今回の私のブログ記事の〈オスプレイの事故発生率〉は,朝日新聞7.3付社説記事に基づいて計算したものである. 朝日新聞も,【ブログ:チャス】さんも,ソースは,おそらく米軍発表が第1次資料なのであろう. 私の使用は,2次資料となっていることでは,確証性が薄くなるが充分に加工条件を読み取って使うことにする.数値の確率計算の違いは次の通りと思われる.

 ★朝日新聞の数値は,

海兵隊用のオスプレイの飛行時間10万時間あたりの事故率は1.93で

 ※数値からみて,このくだりは【チャス】さんと同じである.

飛行時間が2万時間しかない空軍用にいたっては13.47だ.

※これは,朝日新聞が,第1次資料を加工して,空軍用に限定して事故発生率を求めたものであろう.

  ★【チャス】さんは,事故発生を「○万時間当たり△」としているが,これは,発生事故の回数(件数)ではなく,発生頻度(確率)なのである.その定義は多分に次の通りであろう.

  全ての機体の総飛行時間T ,そこで,発生した事故件数A として,基準飛行時間S(例えば10万時間とか,2万時間など)のときに,事故発生頻度は次の通りである.

   事故発生頻度P = A×(S/T)

 ※頻度数値の蓋然性(当たるかどうかの信頼性)は,総時間Tが多いほど高くなる.軍事用の飛行体の評価の場合は,総時間数が限られよう.また事故原因解析・評価では,戦闘による被害発生率との比較で,軽んじられる傾向がある.況や,市民生活感覚とは異なる評価基準となる.

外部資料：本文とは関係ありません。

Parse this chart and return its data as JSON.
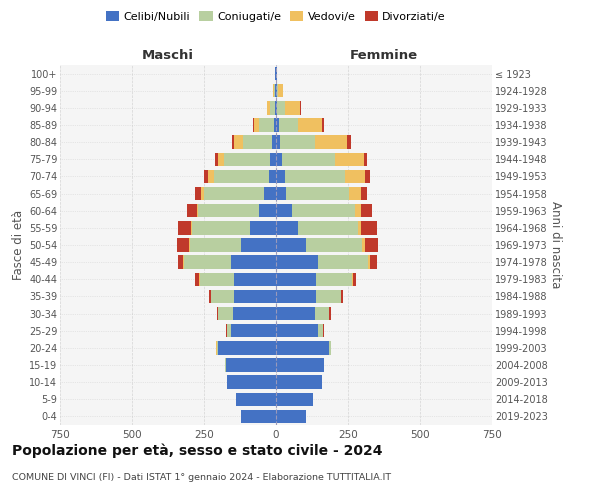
{
  "age_groups": [
    "0-4",
    "5-9",
    "10-14",
    "15-19",
    "20-24",
    "25-29",
    "30-34",
    "35-39",
    "40-44",
    "45-49",
    "50-54",
    "55-59",
    "60-64",
    "65-69",
    "70-74",
    "75-79",
    "80-84",
    "85-89",
    "90-94",
    "95-99",
    "100+"
  ],
  "birth_years": [
    "2019-2023",
    "2014-2018",
    "2009-2013",
    "2004-2008",
    "1999-2003",
    "1994-1998",
    "1989-1993",
    "1984-1988",
    "1979-1983",
    "1974-1978",
    "1969-1973",
    "1964-1968",
    "1959-1963",
    "1954-1958",
    "1949-1953",
    "1944-1948",
    "1939-1943",
    "1934-1938",
    "1929-1933",
    "1924-1928",
    "≤ 1923"
  ],
  "maschi": {
    "celibi": [
      120,
      140,
      170,
      175,
      200,
      155,
      150,
      145,
      145,
      155,
      120,
      90,
      60,
      40,
      25,
      20,
      15,
      8,
      5,
      3,
      2
    ],
    "coniugati": [
      0,
      0,
      0,
      2,
      5,
      15,
      50,
      80,
      120,
      165,
      180,
      200,
      210,
      210,
      190,
      160,
      100,
      50,
      15,
      5,
      1
    ],
    "vedovi": [
      0,
      0,
      0,
      0,
      2,
      0,
      0,
      0,
      1,
      2,
      3,
      5,
      5,
      10,
      20,
      20,
      30,
      20,
      10,
      2,
      0
    ],
    "divorziati": [
      0,
      0,
      0,
      0,
      0,
      2,
      5,
      8,
      15,
      20,
      40,
      45,
      35,
      20,
      15,
      12,
      8,
      2,
      0,
      0,
      0
    ]
  },
  "femmine": {
    "nubili": [
      105,
      130,
      160,
      165,
      185,
      145,
      135,
      140,
      140,
      145,
      105,
      75,
      55,
      35,
      30,
      20,
      15,
      10,
      5,
      3,
      2
    ],
    "coniugate": [
      0,
      0,
      0,
      2,
      5,
      18,
      50,
      85,
      125,
      175,
      195,
      210,
      220,
      220,
      210,
      185,
      120,
      65,
      25,
      5,
      1
    ],
    "vedove": [
      0,
      0,
      0,
      0,
      0,
      0,
      0,
      2,
      2,
      5,
      8,
      10,
      20,
      40,
      70,
      100,
      110,
      85,
      55,
      15,
      1
    ],
    "divorziate": [
      0,
      0,
      0,
      0,
      0,
      2,
      5,
      5,
      10,
      25,
      45,
      55,
      40,
      20,
      15,
      10,
      15,
      5,
      2,
      0,
      0
    ]
  },
  "colors": {
    "celibi": "#4472c4",
    "coniugati": "#b8cfa0",
    "vedovi": "#f0c060",
    "divorziati": "#c0392b"
  },
  "legend_labels": [
    "Celibi/Nubili",
    "Coniugati/e",
    "Vedovi/e",
    "Divorziati/e"
  ],
  "title": "Popolazione per età, sesso e stato civile - 2024",
  "subtitle": "COMUNE DI VINCI (FI) - Dati ISTAT 1° gennaio 2024 - Elaborazione TUTTITALIA.IT",
  "xlabel_maschi": "Maschi",
  "xlabel_femmine": "Femmine",
  "ylabel_left": "Fasce di età",
  "ylabel_right": "Anni di nascita",
  "xlim": 750,
  "bg_color": "#f5f5f5",
  "grid_color": "#cccccc"
}
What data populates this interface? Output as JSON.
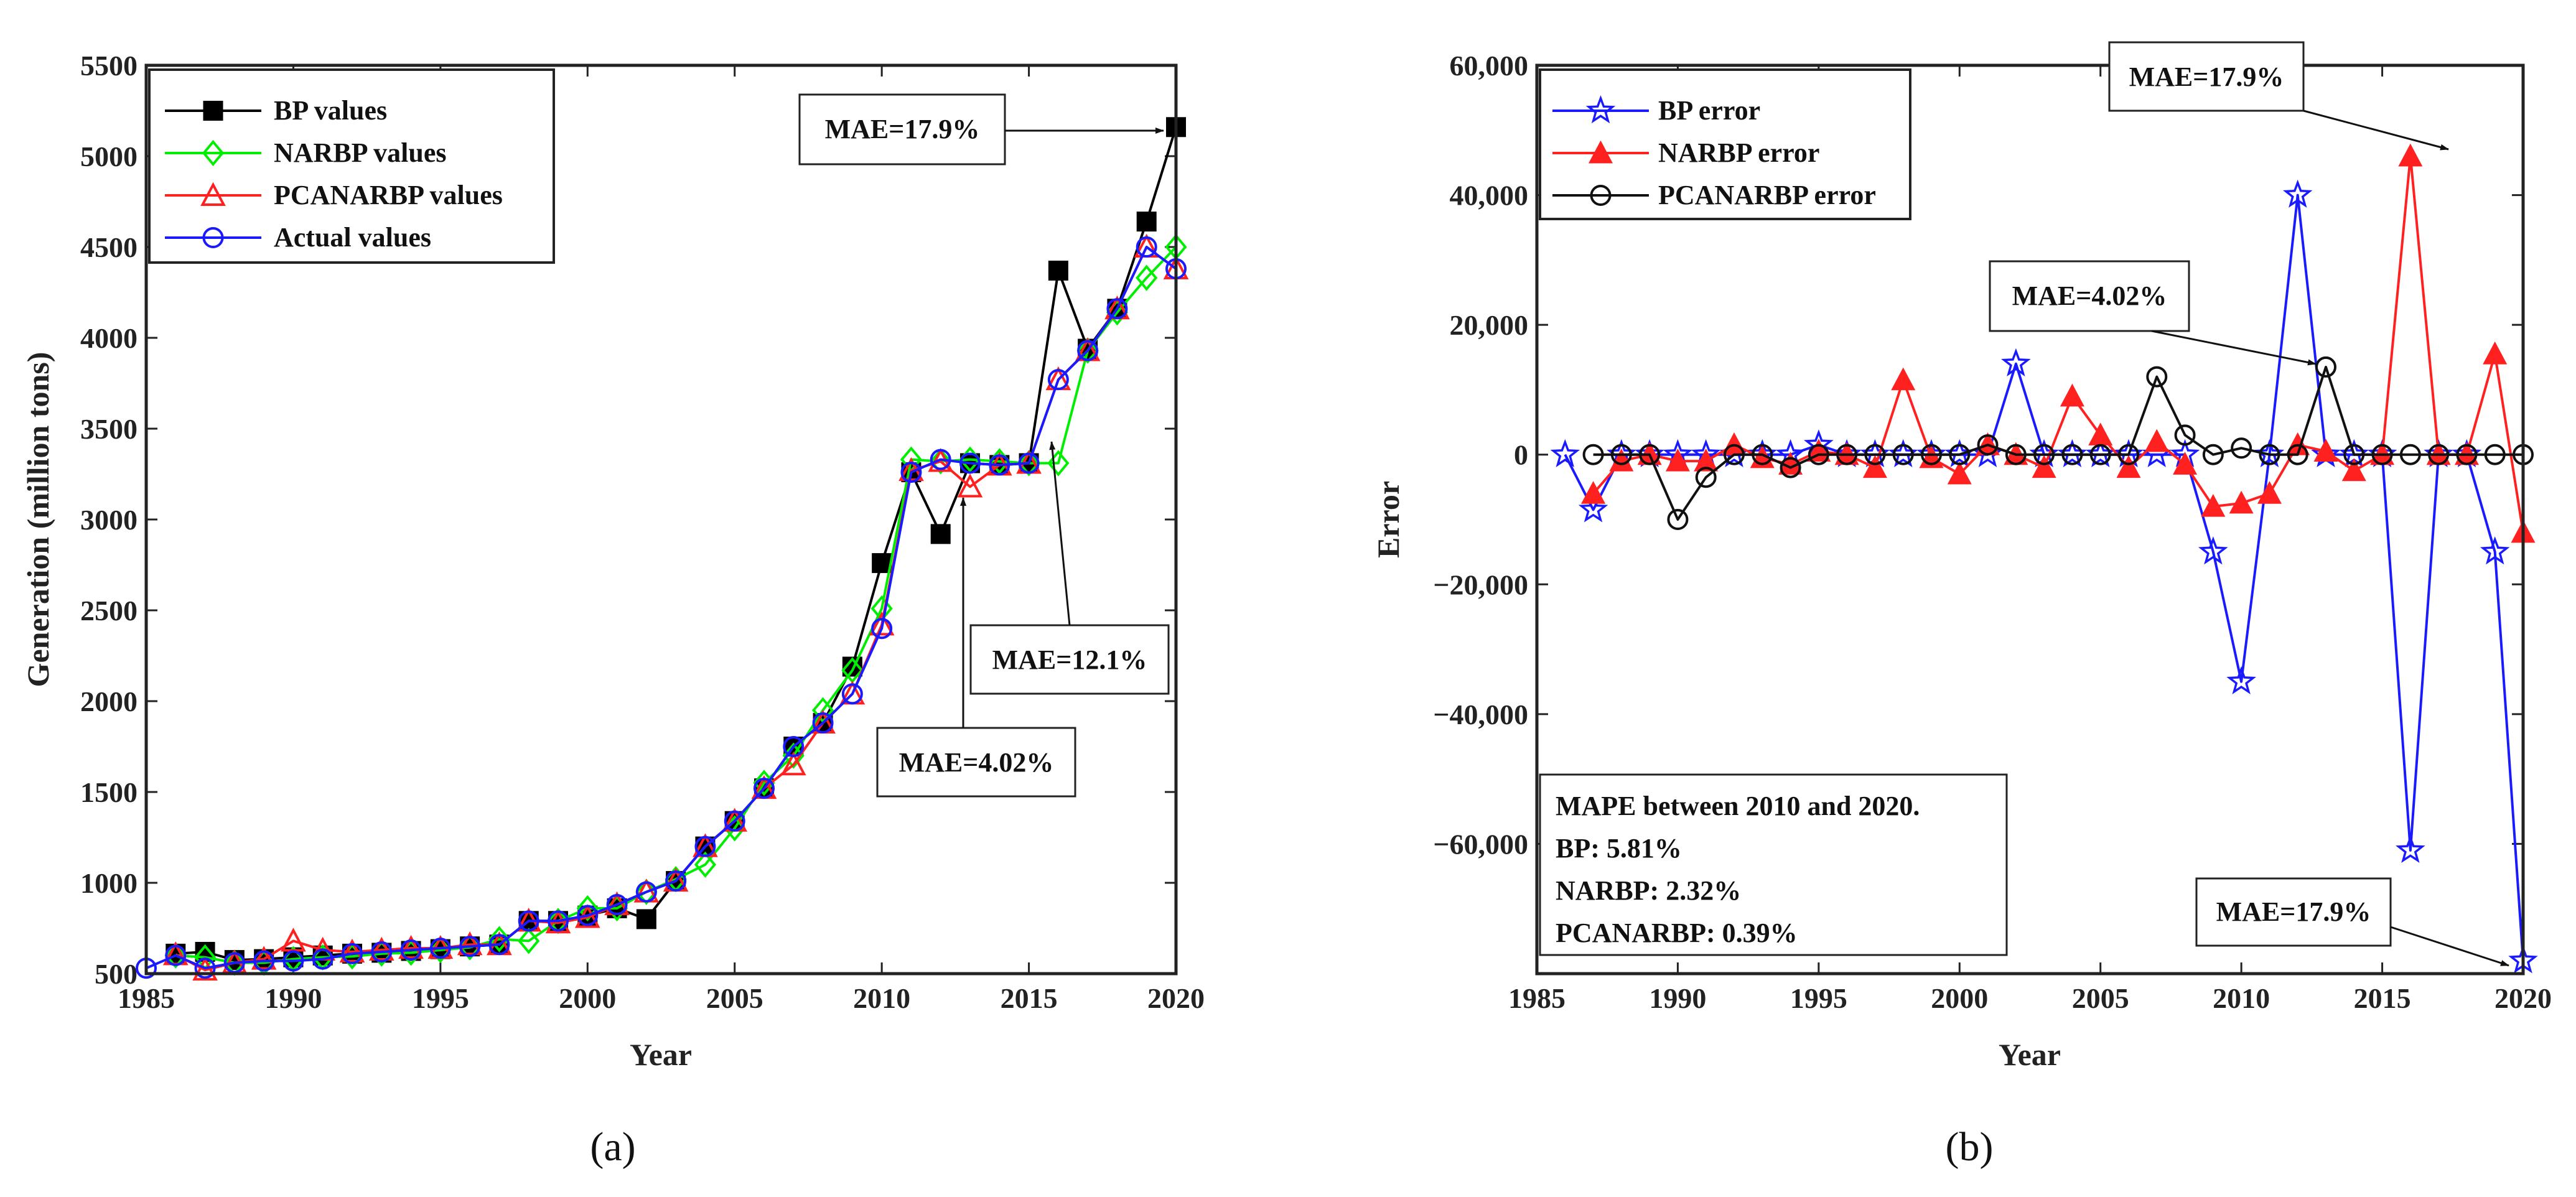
{
  "chart_data": [
    {
      "type": "line",
      "panel_label": "a",
      "xlabel": "Year",
      "ylabel": "Generation (million tons)",
      "xlim": [
        1985,
        2020
      ],
      "ylim": [
        500,
        5500
      ],
      "xticks": [
        1985,
        1990,
        1995,
        2000,
        2005,
        2010,
        2015,
        2020
      ],
      "yticks": [
        500,
        1000,
        1500,
        2000,
        2500,
        3000,
        3500,
        4000,
        4500,
        5000,
        5500
      ],
      "x": [
        1985,
        1986,
        1987,
        1988,
        1989,
        1990,
        1991,
        1992,
        1993,
        1994,
        1995,
        1996,
        1997,
        1998,
        1999,
        2000,
        2001,
        2002,
        2003,
        2004,
        2005,
        2006,
        2007,
        2008,
        2009,
        2010,
        2011,
        2012,
        2013,
        2014,
        2015,
        2016,
        2017,
        2018,
        2019,
        2020
      ],
      "legend_position": "top-left",
      "series": [
        {
          "name": "BP values",
          "color": "#000000",
          "marker": "square",
          "values": [
            null,
            610,
            620,
            575,
            580,
            590,
            600,
            610,
            615,
            625,
            635,
            650,
            660,
            790,
            790,
            820,
            860,
            800,
            1010,
            1200,
            1340,
            1520,
            1750,
            1880,
            2190,
            2760,
            3260,
            2920,
            3310,
            3300,
            3310,
            4370,
            3940,
            4160,
            4640,
            5160
          ]
        },
        {
          "name": "NARBP values",
          "color": "#00ee00",
          "marker": "diamond",
          "values": [
            null,
            600,
            590,
            560,
            560,
            580,
            590,
            595,
            610,
            615,
            630,
            645,
            690,
            680,
            790,
            860,
            860,
            950,
            1020,
            1100,
            1300,
            1550,
            1700,
            1950,
            2170,
            2510,
            3330,
            3320,
            3330,
            3320,
            3310,
            3310,
            3930,
            4140,
            4330,
            4500
          ]
        },
        {
          "name": "PCANARBP values",
          "color": "#ff2020",
          "marker": "triangle",
          "values": [
            null,
            605,
            520,
            560,
            580,
            680,
            630,
            620,
            630,
            640,
            640,
            660,
            660,
            790,
            780,
            810,
            880,
            950,
            1010,
            1200,
            1340,
            1520,
            1650,
            1880,
            2040,
            2420,
            3270,
            3320,
            3180,
            3300,
            3310,
            3770,
            3930,
            4160,
            4500,
            4380
          ]
        },
        {
          "name": "Actual values",
          "color": "#1a1aff",
          "marker": "circle",
          "values": [
            530,
            600,
            530,
            560,
            570,
            570,
            580,
            610,
            620,
            630,
            640,
            650,
            660,
            790,
            790,
            820,
            880,
            950,
            1010,
            1200,
            1340,
            1520,
            1750,
            1880,
            2040,
            2400,
            3260,
            3330,
            3310,
            3300,
            3310,
            3770,
            3930,
            4160,
            4500,
            4380
          ]
        }
      ],
      "annotations": [
        "MAE=17.9%",
        "MAE=12.1%",
        "MAE=4.02%"
      ]
    },
    {
      "type": "line",
      "panel_label": "b",
      "xlabel": "Year",
      "ylabel": "Error",
      "xlim": [
        1985,
        2020
      ],
      "ylim": [
        -80000,
        60000
      ],
      "xticks": [
        1985,
        1990,
        1995,
        2000,
        2005,
        2010,
        2015,
        2020
      ],
      "yticks": [
        -60000,
        -40000,
        -20000,
        0,
        20000,
        40000,
        60000
      ],
      "ytick_labels": [
        "−60,000",
        "−40,000",
        "−20,000",
        "0",
        "20,000",
        "40,000",
        "60,000"
      ],
      "x": [
        1986,
        1987,
        1988,
        1989,
        1990,
        1991,
        1992,
        1993,
        1994,
        1995,
        1996,
        1997,
        1998,
        1999,
        2000,
        2001,
        2002,
        2003,
        2004,
        2005,
        2006,
        2007,
        2008,
        2009,
        2010,
        2011,
        2012,
        2013,
        2014,
        2015,
        2016,
        2017,
        2018,
        2019,
        2020
      ],
      "legend_position": "top-left",
      "series": [
        {
          "name": "BP error",
          "color": "#1a1aff",
          "marker": "star",
          "values": [
            0,
            -8500,
            0,
            0,
            0,
            0,
            0,
            0,
            0,
            1500,
            0,
            0,
            0,
            0,
            0,
            0,
            14000,
            0,
            0,
            0,
            0,
            0,
            0,
            -15000,
            -35000,
            0,
            40000,
            0,
            0,
            0,
            -61000,
            0,
            0,
            -15000,
            -78000
          ]
        },
        {
          "name": "NARBP error",
          "color": "#ff2020",
          "marker": "triangle",
          "values": [
            null,
            -6000,
            -1000,
            0,
            -1000,
            -1000,
            1500,
            -500,
            -1500,
            500,
            0,
            -2000,
            11500,
            -500,
            -3000,
            1500,
            0,
            -2000,
            9000,
            3000,
            -2000,
            2000,
            -1500,
            -8000,
            -7500,
            -6000,
            1500,
            500,
            -2500,
            0,
            46000,
            0,
            0,
            15500,
            -12000
          ]
        },
        {
          "name": "PCANARBP error",
          "color": "#111111",
          "marker": "circle",
          "values": [
            null,
            0,
            0,
            0,
            -10000,
            -3500,
            0,
            0,
            -2000,
            0,
            0,
            0,
            0,
            0,
            0,
            1500,
            0,
            0,
            0,
            0,
            0,
            12000,
            3000,
            0,
            1000,
            0,
            0,
            13500,
            0,
            0,
            0,
            0,
            0,
            0,
            0
          ]
        }
      ],
      "textbox": {
        "line1": "MAPE between 2010 and 2020.",
        "line2": "BP: 5.81%",
        "line3": "NARBP: 2.32%",
        "line4": "PCANARBP: 0.39%"
      },
      "annotations": [
        "MAE=17.9%",
        "MAE=4.02%",
        "MAE=17.9%"
      ]
    }
  ],
  "captions": {
    "a": "(a)",
    "b": "(b)"
  }
}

※この〈時間当たりの発生頻度〉は,地震の発生頻度でも同じである.多くは,この頻度と発生確率,あるいは発生件数と混同したりして議論・政策検討をしているのを見かける.なお,地震の場合は,100年・1000年の2ツが基準単位時間として適当であろう. 日本の場合,震源として:プレートの境界・活断層・活火山が,各地点・線・面で計算される必要がある.

今回の私のブログで行った確率の計算:この算出で使った数値は,上記朝日新聞の〈空軍用・2万時間〉に限定しての数値である.これを用いて:

12機のオスプレイ日本配備で,1年間,飛行をして, どれだけの事故発生が起こるのか

の目安を見通したものである.

空軍の2万時間当たりにして,事故頻度13.47は, 事故件数では 「飛行時間が2万時間しかない」という条件ならば A=13.47×/2で,頻度13.47はそのまま,発生件数となる.

★昨日7月4日【TV朝日報道ステーション】は,オスプレイの〈オートローテーション機能〉の搭載問題だけで,前宣伝で期待していた「機体構造上の欠陥」の指摘は,空振りであった.今後は,さらに,掘り下げた技術本体の核心を抉るような軍事技術者の専門的な検証・探究を求めたい.

  自国の防衛は,自力が先ずなければ果たせない.今回のオスプレイ問題を取り組んで,この飛行体に対して,技術的な解析とそれに基づく,国際政治における対米ネゴティエーション能:主張し交渉する能力を高めることを期待したい.そのためには,自分らが自ら高い技術解析能力でもって,相手にその技術問題の本質:技術実態の核心を示せるかである.

★米軍の発表は,軍事政治的に判断して発表しているものなので,資料としては使えない.出来たらば,米国議会の公聴的な資料に基づいて事故原因を分析してみたい.①単なる操縦ミスもあろうが,②それを支援する機体操縦上の設計がされているのか.③そもそも,その機体の遭遇した事態に操縦対応できない機体制御の設計上の問題なのか.④さらには,垂直水平転換型ヘリの原理技術的問題に関わらないのか.⑤実用とは,過酷な事態となるということの予想で対応するが,そのときの対応能は機体設計ではどうなのか.それらは,実戦で緊急非常事態での防御機構は,操縦性能・機体構造上もあるのかどうか. 〈オートローテーション機能〉もその一つに過ぎない.

★【チャス】さんも含めて,どうも「軍事評論家」は,時とすると市民感覚とのズレがあって頂けない.今回のオスププレイ問題は.市民の密集住居する市街地の中にある沖縄普天間・山口岩国に配備するというものである.それは,市民の生活と接した状況での軍用機配備・軍事行動〉の問題である.この立場をお忘れなく,批評に当たっては求めたい.

   政治的見解・政策の確立・発信に当たり,先ず,その根拠となる事実・実体を把握し,事態の本質をとらえ,正確に見通すこと.